Ernest Brennecke, looking back on the rise of the comic strip from the
vantage point of 1924, praises the comics for representing "true things"
rather than the "pursuit of the good and beautiful." Gilbert Seldes,
in a book on the aesthetics of popular culture published in the same year
as Brennecke's essay, defines comic strip realism similarly. In support
of the assertion that "none of our realists in fiction come so close
to the facts of the average man," Seldes notes that "the comic
more violent, more dishonest, more tricky and roguish,
than America usually permits its serious arts to be." Comic strips
expose the illusions of the "life of the average man" because
comic strip characters "have so little respect for law, order, the
rights of property, the sanctity of money, the romance of marriage, and
all the other foundations of American life, that if they were put into fiction
the Society for the Suppression of Everything would hale them incontinently
to court and our morals would be saved again" (Seldes 197, 201).
Taken together, Brennecke and Seldes present a remarkably coherent vision
of the comic strip as a realist deflation of bourgeois illusion. Coherence
disintegrates, however, when these critics address the fact that many strips
contain elements so far removed from realism as to deserve the label "fantastic."
Brennecke acknowledges that some realist cartoonists resort to "wonder-geography"
and talking animals, but he dismisses fantasy as a temporary vacation spot
for the imaginations of artists who are "a little tired and in need
of fresh inspiration" (674). Gilbert Seldes draws the distinction between
realism and fantasy more sharply when he writes, "At the extremes of
the comic strip are the realistic school and the fantastic," identifying
George Herriman's Krazy Kat as the best example of the latter genre.

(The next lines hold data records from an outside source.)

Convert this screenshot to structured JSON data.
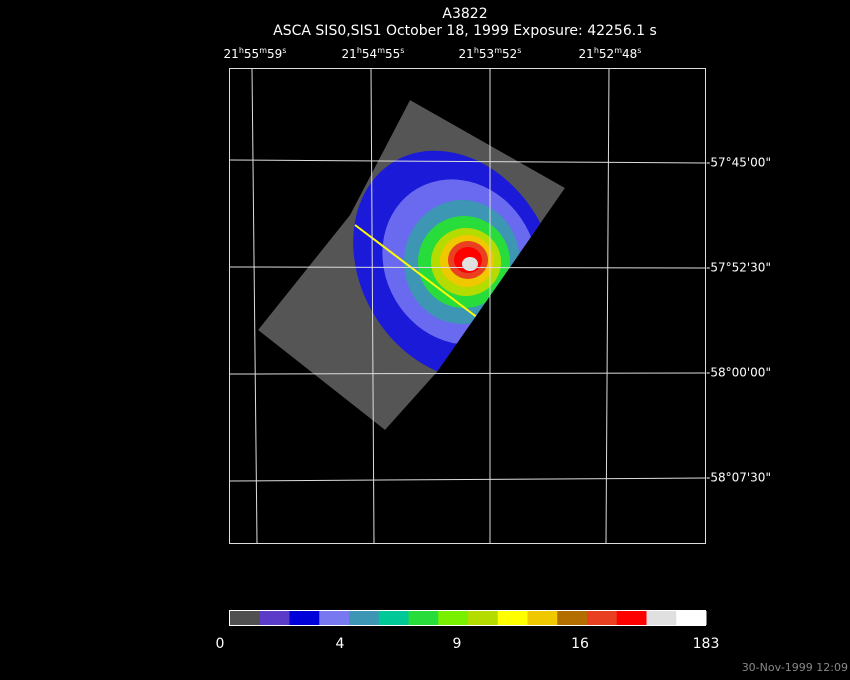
{
  "title": "A3822",
  "subtitle": "ASCA SIS0,SIS1 October 18, 1999 Exposure: 42256.1 s",
  "ra_labels": [
    {
      "h": "21",
      "m": "55",
      "s": "59"
    },
    {
      "h": "21",
      "m": "54",
      "s": "55"
    },
    {
      "h": "21",
      "m": "53",
      "s": "52"
    },
    {
      "h": "21",
      "m": "52",
      "s": "48"
    }
  ],
  "dec_labels": [
    "-57°45'00\"",
    "-57°52'30\"",
    "-58°00'00\"",
    "-58°07'30\""
  ],
  "colorbar": {
    "colors": [
      "#505050",
      "#5a3cc8",
      "#0000d8",
      "#7878f0",
      "#3c96b4",
      "#00c896",
      "#28dc3c",
      "#78f000",
      "#b4dc00",
      "#ffff00",
      "#f0c800",
      "#b46e00",
      "#e84020",
      "#ff0000",
      "#e0e0e0",
      "#ffffff"
    ],
    "labels": [
      "0",
      "4",
      "9",
      "16",
      "183"
    ]
  },
  "footer": "30-Nov-1999 12:09"
}
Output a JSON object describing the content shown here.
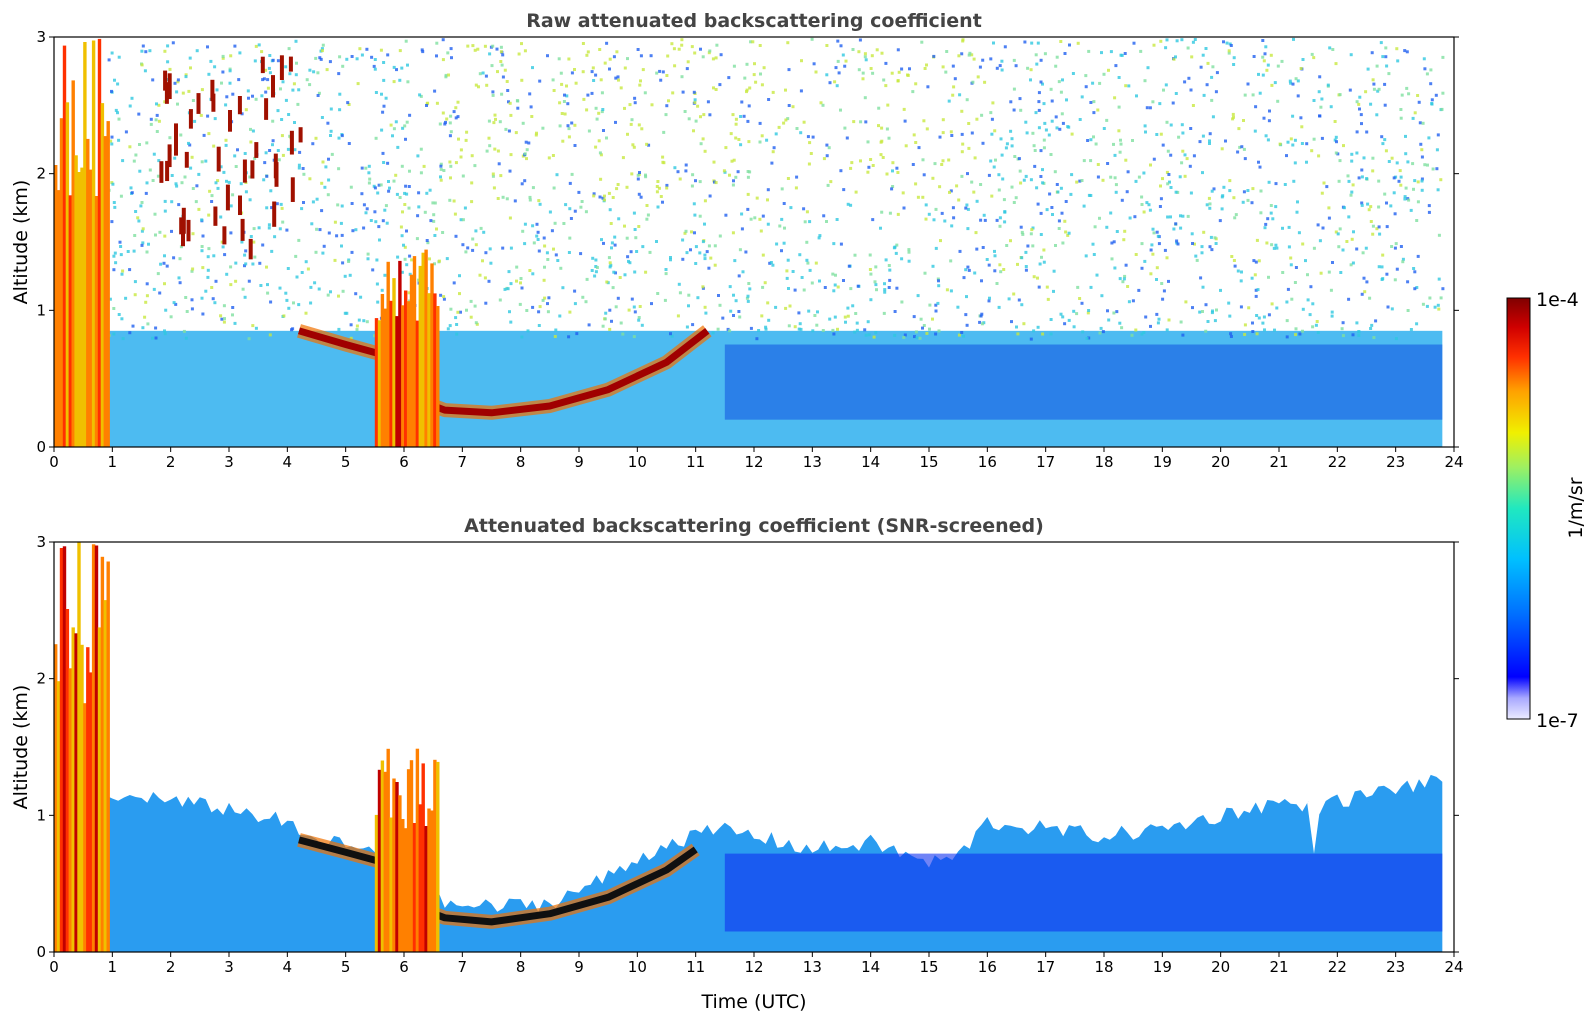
{
  "chart_data": [
    {
      "type": "heatmap",
      "title": "Raw attenuated backscattering coefficient",
      "xlabel": "",
      "ylabel": "Altitude (km)",
      "xlim": [
        0,
        24
      ],
      "ylim": [
        0,
        3
      ],
      "x_ticks": [
        "0",
        "1",
        "2",
        "3",
        "4",
        "5",
        "6",
        "7",
        "8",
        "9",
        "10",
        "11",
        "12",
        "13",
        "14",
        "15",
        "16",
        "17",
        "18",
        "19",
        "20",
        "21",
        "22",
        "23",
        "24"
      ],
      "y_ticks": [
        "0",
        "1",
        "2",
        "3"
      ],
      "data_end_x": 23.8,
      "noise_background": true,
      "features": [
        {
          "kind": "column",
          "x_start": 0.0,
          "x_end": 0.95,
          "y_top": 3.0,
          "level": "high"
        },
        {
          "kind": "layer",
          "points": [
            [
              4.2,
              0.85
            ],
            [
              5.0,
              0.75
            ],
            [
              5.6,
              0.68
            ],
            [
              5.9,
              0.5
            ],
            [
              6.2,
              0.35
            ],
            [
              6.7,
              0.27
            ],
            [
              7.5,
              0.25
            ],
            [
              8.5,
              0.3
            ],
            [
              9.5,
              0.42
            ],
            [
              10.5,
              0.62
            ],
            [
              11.2,
              0.85
            ]
          ],
          "level": "max"
        },
        {
          "kind": "column",
          "x_start": 5.5,
          "x_end": 6.6,
          "y_top": 1.5,
          "level": "high"
        },
        {
          "kind": "blobs",
          "x_range": [
            1.8,
            4.2
          ],
          "y_range": [
            1.5,
            2.9
          ],
          "level": "max"
        }
      ]
    },
    {
      "type": "heatmap",
      "title": "Attenuated backscattering coefficient (SNR-screened)",
      "xlabel": "Time (UTC)",
      "ylabel": "Altitude (km)",
      "xlim": [
        0,
        24
      ],
      "ylim": [
        0,
        3
      ],
      "x_ticks": [
        "0",
        "1",
        "2",
        "3",
        "4",
        "5",
        "6",
        "7",
        "8",
        "9",
        "10",
        "11",
        "12",
        "13",
        "14",
        "15",
        "16",
        "17",
        "18",
        "19",
        "20",
        "21",
        "22",
        "23",
        "24"
      ],
      "y_ticks": [
        "0",
        "1",
        "2",
        "3"
      ],
      "data_end_x": 23.8,
      "noise_background": false,
      "signal_top": [
        [
          1.0,
          1.1
        ],
        [
          1.5,
          1.15
        ],
        [
          2.0,
          1.1
        ],
        [
          3.0,
          1.05
        ],
        [
          4.0,
          0.95
        ],
        [
          4.2,
          0.85
        ],
        [
          5.0,
          0.78
        ],
        [
          5.6,
          0.72
        ],
        [
          6.0,
          0.5
        ],
        [
          6.7,
          0.35
        ],
        [
          7.5,
          0.33
        ],
        [
          8.5,
          0.36
        ],
        [
          9.5,
          0.55
        ],
        [
          10.5,
          0.8
        ],
        [
          11.5,
          0.9
        ],
        [
          12.0,
          0.85
        ],
        [
          13.0,
          0.75
        ],
        [
          14.0,
          0.8
        ],
        [
          15.0,
          0.65
        ],
        [
          15.5,
          0.7
        ],
        [
          16.0,
          0.95
        ],
        [
          17.0,
          0.9
        ],
        [
          18.0,
          0.85
        ],
        [
          19.0,
          0.9
        ],
        [
          20.0,
          1.0
        ],
        [
          21.0,
          1.1
        ],
        [
          21.5,
          1.05
        ],
        [
          22.0,
          1.1
        ],
        [
          23.0,
          1.2
        ],
        [
          23.8,
          1.25
        ]
      ],
      "features": [
        {
          "kind": "column",
          "x_start": 0.0,
          "x_end": 0.95,
          "y_top": 3.0,
          "level": "high"
        },
        {
          "kind": "layer",
          "points": [
            [
              4.2,
              0.82
            ],
            [
              5.0,
              0.73
            ],
            [
              5.6,
              0.66
            ],
            [
              5.9,
              0.48
            ],
            [
              6.2,
              0.33
            ],
            [
              6.7,
              0.25
            ],
            [
              7.5,
              0.22
            ],
            [
              8.5,
              0.28
            ],
            [
              9.5,
              0.4
            ],
            [
              10.5,
              0.6
            ],
            [
              11.0,
              0.75
            ]
          ],
          "level": "black"
        },
        {
          "kind": "column",
          "x_start": 5.5,
          "x_end": 6.6,
          "y_top": 1.5,
          "level": "high"
        },
        {
          "kind": "notch",
          "x": 21.6,
          "y_bottom": 0.72
        }
      ]
    }
  ],
  "colorbar": {
    "label": "1/m/sr",
    "max_label": "1e-4",
    "min_label": "1e-7",
    "scale": "log",
    "colormap": "jet",
    "colors": [
      "#f0f0ff",
      "#c8c8ff",
      "#9090ff",
      "#0000ff",
      "#0060ff",
      "#00b0ff",
      "#00e0e0",
      "#40f0a0",
      "#a0f060",
      "#f0f000",
      "#ffb000",
      "#ff6000",
      "#ff1000",
      "#c00000",
      "#800000"
    ]
  }
}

And while Brennecke sees the fantastic in comics as a relatively minor offshoot
of the form, Seldes sees the fantastic in Krazy Kat as the element
that lifts it above the rest of the "vulgar" comic strips into
the realm of high art. Herriman's work is, according to Seldes, "rich
with something we have too little of--fantasy (203). Diverging from both
Brennecke and Seldes, columnist William Bolitho identifies all strips as
fantasy: "These interminable stories are indeed like an immense system
of burrowings in the world of fantasy and imagination" (34). While
all three authors identify an element of fantasy in the comic strips, they
disagree wildly over whether fantasy departs from the essence of the form,
elevates it, or defines it.
This disagreement is more a function of a strange duality in the comics themselves than of any error on the part of their critics. Throughout their rich history the funnies have aimed both to manufacture illusions and to puncture them. While bad boys and low-lifes like the Katzenjammer Kids, Mutt, and Calvin display an irreverent disregard for the illusions of manners, genteel pretension, or the idealized family, dreamers like Little Nemo, Little Orphan Annie and (again) Calvin live in a fantasy world of wish-fulfillment. I propose that the incoherence of comic strip realism as a genre points back to a central contradiction in turn-of-the-century American market culture. Reality and fantasy are two sides of a coin that turns up repeatedly as subject and subtext in the comic strips: the urban marketplace. Because the comics originated in the urban press, the city occupies a crucial but ambiguous position in their mythology. Comic strips represent the city both as an especially real place, the site of the "bottom line" of class and commerce, and as a dreamland of wish fulfillment.
The city has stereotypically served as a privileged site of the real, a noir world beyond the illusions of innocence and romanticism. But the reverse is equally true: the flip-side of the city's reality is its unreality. Amy Kaplan's ground-breaking study of American literary realism uncovers this side of the city by describing realism as an attempt to contain a sense of unreality generated by accelerating social change in the urban environment. Jackson Lears similarly argues that the disturbing sense of groundlessness associated with modernism can be traced in part to the unreal chaos of urban experience. But while both of these writers insightfully highlight the city's status as site of the unreal, I would argue that they fail to offer an adequate historical explanation for the persistence of the trope of the unreal city in American culture. Urban unreality is not simply a result of the rapid social change involved in the explosive urbanization of the nineteenth-century. Rather, the unreality of the city arises as the necessary counterpart to the reality of the city, the contradiction between urban reality and urban unreality reflecting a contradiction at the heart of market-culture itself.
In the turn-of-the-century comic strip, representations of the urban marketplace rock between the trope of the city as gritty reality and the trope of the city as decidedly unreal dream-realm of wish fulfillment. On the one hand, comic strips represent urban commerce and the demands of the market as the bedrock of reality underlying all idealistic and moralistic illusions. On the other hand, the urban marketplace strives to fulfill the fantasies of its resident consumers, as does the comic strip, and so the city becomes a surreal amusement park run mad.